Ronald Mondragón Linares
Las “Cartas a un joven poeta” de Rilke, constituye una verdadera joya de la Literatura Universal. Se trata de diez cartas escritas por el genial autor alemán a Franz Kappus, un joven poeta que le pide, a través de misivas, respuestas a sus inquietudes y reflexiones artísticas y humanas. Se publicaron en forma de libro recién en 1929, en Leipzig, Alemania, aunque fueron escritas entre 1903 y 1908.
Una de las fortalezas de la obra, -en realidad, a mi juicio, su columna vertebral-, es su carácter auténtico, como corresponde a toda genuina comunicación epistolar. Pero que, en el caso de Rilke, se potencia y adquiere su máxima dimensión en pureza y experiencia vívida y real de los más altos sentimientos del ser humano. Nada hay de preconcebido ni de predeterminado en las cartas que Rilke escribe a su joven destinatario; nada de afectación, ni de falaz en los modales ni en el afecto que destilan las palabras del maestro; nada de grandilocuencia ni ostentación intelectual ni el aire acomplejado de quien se cree frívolamente superior.
“Cartas a un joven poeta” es, por decirlo así, el libro sagrado en miniatura que todo aspirante a escritor está en la obligación de leer. Llama la atención, de entrada, la profundidad de las ideas y las consideraciones de Rilke, las cuales traspasan largamente el ámbito académico y se sitúan en el espacio privilegiado al que todo escritor aspira llegar: el espacio intrínseco y puramente humano, desde donde Rainer Maria Rilke construye, genialmente, un testimonio que es, al mismo tiempo, legado espiritual para los artistas (y para el mundo) y fundamento teórico de las creaciones estéticas. De manera que insumo teórico, experiencia de vida y experiencia estética se funden en un todo integral para brindarnos una “pequeña” obra maestra, plena de vitalidad y vigencia, como todos los clásicos.
No olvidemos que Mario Vargas Llosa, nuestro celebrado novelista y Premio Nobel , tomando esta obra como referencia y punto de partida, escribió –parafraseando el título de Rilke- “Cartas a un joven novelista”, en 1997.
A continuación, una breve reseña de las cartas del autor de “Elegías de Duino” y “Sonetos a Orfeo”:
CARTA I
“La mayor parte de lo que ocurre es inexpresable –dice Rilke-. Y más inexpresables aún son las obras de arte, existencias (…) con vida perdurable, al contrario de la nuestra, que es efímera”.
Así empieza Rilke su primera carta a Kappus, al poner de manifiesto su rechazo a la utilización de terminología crítica, tan ajeno al verdadero arte, que realmente es “inexpresable” en el sentido de que es imposible de expresar y explicar cabalmente en sentido lógico y racional.

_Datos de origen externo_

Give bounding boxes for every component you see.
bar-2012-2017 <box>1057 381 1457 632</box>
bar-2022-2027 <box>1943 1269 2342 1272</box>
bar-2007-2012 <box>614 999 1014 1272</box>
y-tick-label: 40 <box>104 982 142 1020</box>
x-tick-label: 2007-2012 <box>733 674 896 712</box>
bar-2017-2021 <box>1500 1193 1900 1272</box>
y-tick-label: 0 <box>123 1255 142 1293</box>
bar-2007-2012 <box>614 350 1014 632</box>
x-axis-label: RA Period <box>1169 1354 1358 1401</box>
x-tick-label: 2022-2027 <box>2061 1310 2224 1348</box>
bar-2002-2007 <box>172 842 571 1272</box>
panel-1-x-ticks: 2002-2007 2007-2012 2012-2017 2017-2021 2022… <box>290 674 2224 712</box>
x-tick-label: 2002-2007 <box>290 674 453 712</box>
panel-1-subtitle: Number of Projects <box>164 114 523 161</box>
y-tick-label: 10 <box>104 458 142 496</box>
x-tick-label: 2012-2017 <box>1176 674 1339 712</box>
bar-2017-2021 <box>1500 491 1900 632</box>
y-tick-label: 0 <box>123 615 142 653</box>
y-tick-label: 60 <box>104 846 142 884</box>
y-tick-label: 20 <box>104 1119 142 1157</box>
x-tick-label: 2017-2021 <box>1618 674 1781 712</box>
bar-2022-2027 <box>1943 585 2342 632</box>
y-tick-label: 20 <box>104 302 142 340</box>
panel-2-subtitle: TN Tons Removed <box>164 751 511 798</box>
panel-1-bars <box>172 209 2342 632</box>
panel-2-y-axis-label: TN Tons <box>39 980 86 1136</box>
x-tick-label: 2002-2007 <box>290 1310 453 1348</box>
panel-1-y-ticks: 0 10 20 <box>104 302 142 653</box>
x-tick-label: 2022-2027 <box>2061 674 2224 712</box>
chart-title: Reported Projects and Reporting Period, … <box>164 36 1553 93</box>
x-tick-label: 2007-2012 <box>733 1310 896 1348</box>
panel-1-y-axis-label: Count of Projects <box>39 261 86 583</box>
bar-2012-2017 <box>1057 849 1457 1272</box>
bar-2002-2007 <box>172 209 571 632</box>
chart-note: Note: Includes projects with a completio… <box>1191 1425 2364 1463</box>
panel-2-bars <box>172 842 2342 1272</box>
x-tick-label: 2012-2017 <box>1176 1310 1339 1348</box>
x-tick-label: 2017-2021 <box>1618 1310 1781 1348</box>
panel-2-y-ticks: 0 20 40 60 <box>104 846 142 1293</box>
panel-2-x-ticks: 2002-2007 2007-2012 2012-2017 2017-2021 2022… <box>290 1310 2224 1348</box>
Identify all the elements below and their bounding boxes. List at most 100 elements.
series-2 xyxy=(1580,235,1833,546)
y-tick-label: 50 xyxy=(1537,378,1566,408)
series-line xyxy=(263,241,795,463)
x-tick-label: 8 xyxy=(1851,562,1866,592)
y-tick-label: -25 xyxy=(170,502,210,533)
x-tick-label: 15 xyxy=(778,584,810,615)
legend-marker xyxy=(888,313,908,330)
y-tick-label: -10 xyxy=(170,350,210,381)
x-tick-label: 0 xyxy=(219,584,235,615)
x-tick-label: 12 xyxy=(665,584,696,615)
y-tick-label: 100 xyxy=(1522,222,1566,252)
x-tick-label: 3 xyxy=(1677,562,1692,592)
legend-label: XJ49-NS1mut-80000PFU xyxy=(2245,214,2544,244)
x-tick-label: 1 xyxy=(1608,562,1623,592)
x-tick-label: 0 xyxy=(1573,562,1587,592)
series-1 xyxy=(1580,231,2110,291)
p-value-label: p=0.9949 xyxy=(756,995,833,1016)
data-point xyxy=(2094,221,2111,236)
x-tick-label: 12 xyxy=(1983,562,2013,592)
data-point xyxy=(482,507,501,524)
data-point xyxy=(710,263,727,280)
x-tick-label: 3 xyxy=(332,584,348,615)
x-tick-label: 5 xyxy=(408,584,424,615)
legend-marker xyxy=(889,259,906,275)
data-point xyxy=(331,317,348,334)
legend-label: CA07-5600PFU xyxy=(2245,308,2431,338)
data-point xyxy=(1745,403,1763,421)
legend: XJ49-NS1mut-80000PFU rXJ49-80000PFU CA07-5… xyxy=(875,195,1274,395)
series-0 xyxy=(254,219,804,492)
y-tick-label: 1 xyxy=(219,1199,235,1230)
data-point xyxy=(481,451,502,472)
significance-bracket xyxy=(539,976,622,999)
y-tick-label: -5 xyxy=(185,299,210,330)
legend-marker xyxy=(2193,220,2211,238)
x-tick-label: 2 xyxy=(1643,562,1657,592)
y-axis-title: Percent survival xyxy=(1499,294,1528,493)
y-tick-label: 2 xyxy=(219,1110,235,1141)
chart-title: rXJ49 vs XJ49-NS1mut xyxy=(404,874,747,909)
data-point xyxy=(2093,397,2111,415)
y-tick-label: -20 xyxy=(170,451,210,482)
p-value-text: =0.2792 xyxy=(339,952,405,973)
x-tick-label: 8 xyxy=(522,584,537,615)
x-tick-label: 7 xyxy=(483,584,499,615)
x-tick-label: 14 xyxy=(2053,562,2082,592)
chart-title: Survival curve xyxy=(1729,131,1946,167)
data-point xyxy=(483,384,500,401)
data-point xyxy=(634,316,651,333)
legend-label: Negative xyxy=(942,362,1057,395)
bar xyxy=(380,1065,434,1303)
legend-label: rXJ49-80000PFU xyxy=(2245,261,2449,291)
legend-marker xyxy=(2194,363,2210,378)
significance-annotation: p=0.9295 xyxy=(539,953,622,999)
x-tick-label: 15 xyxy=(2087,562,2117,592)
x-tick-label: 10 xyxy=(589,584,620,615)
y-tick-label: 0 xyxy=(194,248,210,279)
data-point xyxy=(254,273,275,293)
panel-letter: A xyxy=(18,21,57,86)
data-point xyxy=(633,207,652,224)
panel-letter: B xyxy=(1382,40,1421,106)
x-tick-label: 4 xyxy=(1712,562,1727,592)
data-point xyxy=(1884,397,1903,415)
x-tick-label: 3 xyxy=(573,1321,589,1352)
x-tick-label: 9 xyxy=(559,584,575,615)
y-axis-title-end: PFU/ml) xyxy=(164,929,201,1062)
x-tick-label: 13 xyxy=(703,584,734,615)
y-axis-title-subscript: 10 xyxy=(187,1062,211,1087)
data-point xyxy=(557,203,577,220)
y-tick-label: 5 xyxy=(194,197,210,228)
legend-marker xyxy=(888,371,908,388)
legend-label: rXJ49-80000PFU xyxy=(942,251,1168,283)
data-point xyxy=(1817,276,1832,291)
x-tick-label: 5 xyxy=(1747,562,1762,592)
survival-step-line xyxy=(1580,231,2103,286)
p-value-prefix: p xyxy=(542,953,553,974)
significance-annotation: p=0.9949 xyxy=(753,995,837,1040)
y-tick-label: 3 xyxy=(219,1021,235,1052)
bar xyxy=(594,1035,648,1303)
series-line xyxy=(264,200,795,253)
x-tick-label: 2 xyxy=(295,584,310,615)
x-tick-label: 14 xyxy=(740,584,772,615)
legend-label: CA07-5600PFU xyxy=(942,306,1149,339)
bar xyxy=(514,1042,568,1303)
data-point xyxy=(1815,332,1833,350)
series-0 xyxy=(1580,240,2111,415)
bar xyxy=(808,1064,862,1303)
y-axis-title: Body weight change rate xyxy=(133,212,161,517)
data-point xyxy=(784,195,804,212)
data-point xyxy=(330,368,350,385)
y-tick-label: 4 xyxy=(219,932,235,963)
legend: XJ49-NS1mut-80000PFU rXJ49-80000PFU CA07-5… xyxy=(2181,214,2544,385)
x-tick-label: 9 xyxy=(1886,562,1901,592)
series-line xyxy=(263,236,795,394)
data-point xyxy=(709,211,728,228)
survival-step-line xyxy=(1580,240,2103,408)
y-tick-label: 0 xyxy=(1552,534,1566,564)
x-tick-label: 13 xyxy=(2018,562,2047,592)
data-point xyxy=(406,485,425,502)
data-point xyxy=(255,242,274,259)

La racionalidad es apenas un pequeño intento de aproximarse al corazón mismo del arte.
Luego, el maestro le pide al joven poeta que abandone, por el momento los intentos de mostrarse y enviar sus escritos a las editoriales. Le aconseja no mirar afuera sino volver sobre sí mismo. Es decir, indagar en su interior más profundo y, específicamente, sobre los motivos más recónditos que tiene para escribir. Si alguien quiere ser escritor, pero llega a la conclusión de que podría vivir sin escribir, mejor sería abandonar el propósito. Porque el verdadero escritor no concibe su propia vida sin la necesidad de escribir; es más, hasta los aspectos más insignificantes de la vida deben fundarse en tal necesidad. El arraigo interior de los auténticos escritores es totalizador y de carácter excluyente. Nada, ni la familia, ni los hijos, ni el amor, ni las costumbres, nada debe sobrepasar la importancia de la experiencia vital del escritor.
Rilke le pide a Kappus volver y adentrarse en su interior. Y en el interior siempre, como una joya eterna, permanece la infancia. Según el gran poeta alemán, la infancia es una rica veta y fuente de poesía. Cuando el escritor vuelve a esta fuente y a la pureza de la infancia “su personalidad se fortalecerá, su soledad se poblará y convertirá en una morada de luz crepuscular”. En otra parte, dice Rilke sobre la infancia, que “es la verdadera patria del hombre”.